Predictive Maintenance Planning with Influence-Based Abstraction and Reinforcement Learning

  • Bhustali, Prateek (Delft University of Technology)
  • Andriotis, Charalampos (Delft University of Technology)
  • Oliehoek, Frans (Delft University of Technology)

Please login to view abstract download link

Engineering systems operate in complex environments with multiple uncertainties and demand proactive inspection and maintenance (I&M). Planning these interventions optimally, however, remains challenging. I&M is a sequential decision-making problem characterized by stochastic deterioration processes, partial observability of damage states, long planning horizons and operational risk and budget constraints. These difficulties are amplified in multi-component I&M settings such as, k-out-of-n and networked systems, where optimal solutions require reasoning over an exponentially large set of joint policies. This curse of dimensionality renders the computation of optimal I&M policies cumbersome at scale. To scale to large policy spaces, recent approaches predicated on multi-agent reinforcement learning (MARL) decentralize decision-making across system components by learning component-level policies under a shared long-term objective. Through repeated interaction with an environment simulator MARL agents can learn coordinated policies, but require extensive sampling. This renders training impractical when the simulation is computationally intensive.
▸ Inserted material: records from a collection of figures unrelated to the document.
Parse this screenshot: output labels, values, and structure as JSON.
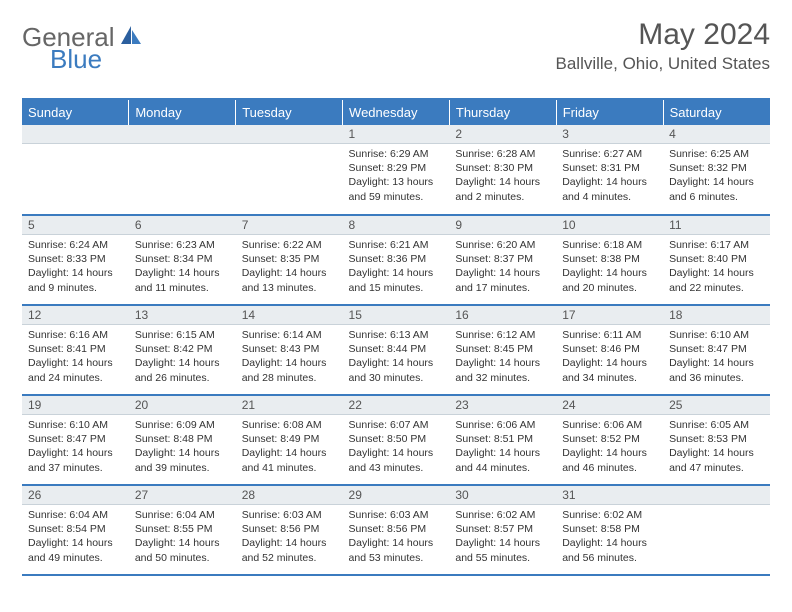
{
  "brand": {
    "general": "General",
    "blue": "Blue"
  },
  "title": "May 2024",
  "location": "Ballville, Ohio, United States",
  "style": {
    "header_bg": "#3b7bbf",
    "header_fg": "#ffffff",
    "daynum_bg": "#e9edf0",
    "border_color": "#3b7bbf",
    "text_color": "#333333",
    "title_color": "#555555",
    "logo_gray": "#666666",
    "logo_blue": "#3b7bbf",
    "font_family": "Arial",
    "title_fontsize": 30,
    "location_fontsize": 17,
    "header_fontsize": 13,
    "daynum_fontsize": 12,
    "cell_fontsize": 10.5
  },
  "weekdays": [
    "Sunday",
    "Monday",
    "Tuesday",
    "Wednesday",
    "Thursday",
    "Friday",
    "Saturday"
  ],
  "weeks": [
    {
      "days": [
        {
          "num": "",
          "sunrise": "",
          "sunset": "",
          "daylight": ""
        },
        {
          "num": "",
          "sunrise": "",
          "sunset": "",
          "daylight": ""
        },
        {
          "num": "",
          "sunrise": "",
          "sunset": "",
          "daylight": ""
        },
        {
          "num": "1",
          "sunrise": "Sunrise: 6:29 AM",
          "sunset": "Sunset: 8:29 PM",
          "daylight": "Daylight: 13 hours and 59 minutes."
        },
        {
          "num": "2",
          "sunrise": "Sunrise: 6:28 AM",
          "sunset": "Sunset: 8:30 PM",
          "daylight": "Daylight: 14 hours and 2 minutes."
        },
        {
          "num": "3",
          "sunrise": "Sunrise: 6:27 AM",
          "sunset": "Sunset: 8:31 PM",
          "daylight": "Daylight: 14 hours and 4 minutes."
        },
        {
          "num": "4",
          "sunrise": "Sunrise: 6:25 AM",
          "sunset": "Sunset: 8:32 PM",
          "daylight": "Daylight: 14 hours and 6 minutes."
        }
      ]
    },
    {
      "days": [
        {
          "num": "5",
          "sunrise": "Sunrise: 6:24 AM",
          "sunset": "Sunset: 8:33 PM",
          "daylight": "Daylight: 14 hours and 9 minutes."
        },
        {
          "num": "6",
          "sunrise": "Sunrise: 6:23 AM",
          "sunset": "Sunset: 8:34 PM",
          "daylight": "Daylight: 14 hours and 11 minutes."
        },
        {
          "num": "7",
          "sunrise": "Sunrise: 6:22 AM",
          "sunset": "Sunset: 8:35 PM",
          "daylight": "Daylight: 14 hours and 13 minutes."
        },
        {
          "num": "8",
          "sunrise": "Sunrise: 6:21 AM",
          "sunset": "Sunset: 8:36 PM",
          "daylight": "Daylight: 14 hours and 15 minutes."
        },
        {
          "num": "9",
          "sunrise": "Sunrise: 6:20 AM",
          "sunset": "Sunset: 8:37 PM",
          "daylight": "Daylight: 14 hours and 17 minutes."
        },
        {
          "num": "10",
          "sunrise": "Sunrise: 6:18 AM",
          "sunset": "Sunset: 8:38 PM",
          "daylight": "Daylight: 14 hours and 20 minutes."
        },
        {
          "num": "11",
          "sunrise": "Sunrise: 6:17 AM",
          "sunset": "Sunset: 8:40 PM",
          "daylight": "Daylight: 14 hours and 22 minutes."
        }
      ]
    },
    {
      "days": [
        {
          "num": "12",
          "sunrise": "Sunrise: 6:16 AM",
          "sunset": "Sunset: 8:41 PM",
          "daylight": "Daylight: 14 hours and 24 minutes."
        },
        {
          "num": "13",
          "sunrise": "Sunrise: 6:15 AM",
          "sunset": "Sunset: 8:42 PM",
          "daylight": "Daylight: 14 hours and 26 minutes."
        },
        {
          "num": "14",
          "sunrise": "Sunrise: 6:14 AM",
          "sunset": "Sunset: 8:43 PM",
          "daylight": "Daylight: 14 hours and 28 minutes."
        },
        {
          "num": "15",
          "sunrise": "Sunrise: 6:13 AM",
          "sunset": "Sunset: 8:44 PM",
          "daylight": "Daylight: 14 hours and 30 minutes."
        },
        {
          "num": "16",
          "sunrise": "Sunrise: 6:12 AM",
          "sunset": "Sunset: 8:45 PM",
          "daylight": "Daylight: 14 hours and 32 minutes."
        },
        {
          "num": "17",
          "sunrise": "Sunrise: 6:11 AM",
          "sunset": "Sunset: 8:46 PM",
          "daylight": "Daylight: 14 hours and 34 minutes."
        },
        {
          "num": "18",
          "sunrise": "Sunrise: 6:10 AM",
          "sunset": "Sunset: 8:47 PM",
          "daylight": "Daylight: 14 hours and 36 minutes."
        }
      ]
    },
    {
      "days": [
        {
          "num": "19",
          "sunrise": "Sunrise: 6:10 AM",
          "sunset": "Sunset: 8:47 PM",
          "daylight": "Daylight: 14 hours and 37 minutes."
        },
        {
          "num": "20",
          "sunrise": "Sunrise: 6:09 AM",
          "sunset": "Sunset: 8:48 PM",
          "daylight": "Daylight: 14 hours and 39 minutes."
        },
        {
          "num": "21",
          "sunrise": "Sunrise: 6:08 AM",
          "sunset": "Sunset: 8:49 PM",
          "daylight": "Daylight: 14 hours and 41 minutes."
        },
        {
          "num": "22",
          "sunrise": "Sunrise: 6:07 AM",
          "sunset": "Sunset: 8:50 PM",
          "daylight": "Daylight: 14 hours and 43 minutes."
        },
        {
          "num": "23",
          "sunrise": "Sunrise: 6:06 AM",
          "sunset": "Sunset: 8:51 PM",
          "daylight": "Daylight: 14 hours and 44 minutes."
        },
        {
          "num": "24",
          "sunrise": "Sunrise: 6:06 AM",
          "sunset": "Sunset: 8:52 PM",
          "daylight": "Daylight: 14 hours and 46 minutes."
        },
        {
          "num": "25",
          "sunrise": "Sunrise: 6:05 AM",
          "sunset": "Sunset: 8:53 PM",
          "daylight": "Daylight: 14 hours and 47 minutes."
        }
      ]
    },
    {
      "days": [
        {
          "num": "26",
          "sunrise": "Sunrise: 6:04 AM",
          "sunset": "Sunset: 8:54 PM",
          "daylight": "Daylight: 14 hours and 49 minutes."
        },
        {
          "num": "27",
          "sunrise": "Sunrise: 6:04 AM",
          "sunset": "Sunset: 8:55 PM",
          "daylight": "Daylight: 14 hours and 50 minutes."
        },
        {
          "num": "28",
          "sunrise": "Sunrise: 6:03 AM",
          "sunset": "Sunset: 8:56 PM",
          "daylight": "Daylight: 14 hours and 52 minutes."
        },
        {
          "num": "29",
          "sunrise": "Sunrise: 6:03 AM",
          "sunset": "Sunset: 8:56 PM",
          "daylight": "Daylight: 14 hours and 53 minutes."
        },
        {
          "num": "30",
          "sunrise": "Sunrise: 6:02 AM",
          "sunset": "Sunset: 8:57 PM",
          "daylight": "Daylight: 14 hours and 55 minutes."
        },
        {
          "num": "31",
          "sunrise": "Sunrise: 6:02 AM",
          "sunset": "Sunset: 8:58 PM",
          "daylight": "Daylight: 14 hours and 56 minutes."
        },
        {
          "num": "",
          "sunrise": "",
          "sunset": "",
          "daylight": ""
        }
      ]
    }
  ]
}
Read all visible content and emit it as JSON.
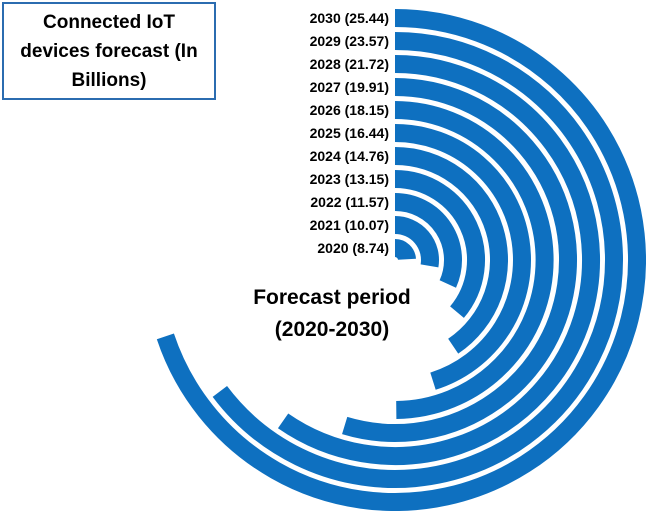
{
  "title": "Connected IoT\ndevices forecast (In\nBillions)",
  "center_label": "Forecast period\n(2020-2030)",
  "colors": {
    "bar": "#0e70c0",
    "background": "#ffffff"
  },
  "chart_data": {
    "type": "radial-bar",
    "title": "Connected IoT devices forecast (In Billions)",
    "categories": [
      "2020",
      "2021",
      "2022",
      "2023",
      "2024",
      "2025",
      "2026",
      "2027",
      "2028",
      "2029",
      "2030"
    ],
    "values": [
      8.74,
      10.07,
      11.57,
      13.15,
      14.76,
      16.44,
      18.15,
      19.91,
      21.72,
      23.57,
      25.44
    ],
    "labels": [
      "2020 (8.74)",
      "2021 (10.07)",
      "2022 (11.57)",
      "2023 (13.15)",
      "2024 (14.76)",
      "2025 (16.44)",
      "2026 (18.15)",
      "2027 (19.91)",
      "2028 (21.72)",
      "2029 (23.57)",
      "2030 (25.44)"
    ],
    "xlabel": "Forecast period (2020-2030)"
  }
}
To address this, we introduce influence-based abstraction (IBA) in I&M planning problems. IBA is a principled approach that summarizes inter-agent interaction through compact yet sufficient influences. Under this solution framework, each agent learns policies in an influence-augmented local model (IALM) conditioned on a low-dimensional influence variable summarizing the remainder of the system. These influences are periodically estimated using trajectories from the expensive full-system simulator. Consequently, policy learning depends on this fast, compact abstraction rather than on the full joint state and joint policy, improving sample efficiency. This separation of model estimation and policy optimization yields a model-based reinforcement learning formulation that leverages structured abstraction informed by engineering knowledge, rather than relying solely on implicit representation learning. To highlight the gains in sample efficiency enabled by IBA, we evaluate it on cannonical benchmark environments designed for I&M planning, and compare it against widely used MARL solutions.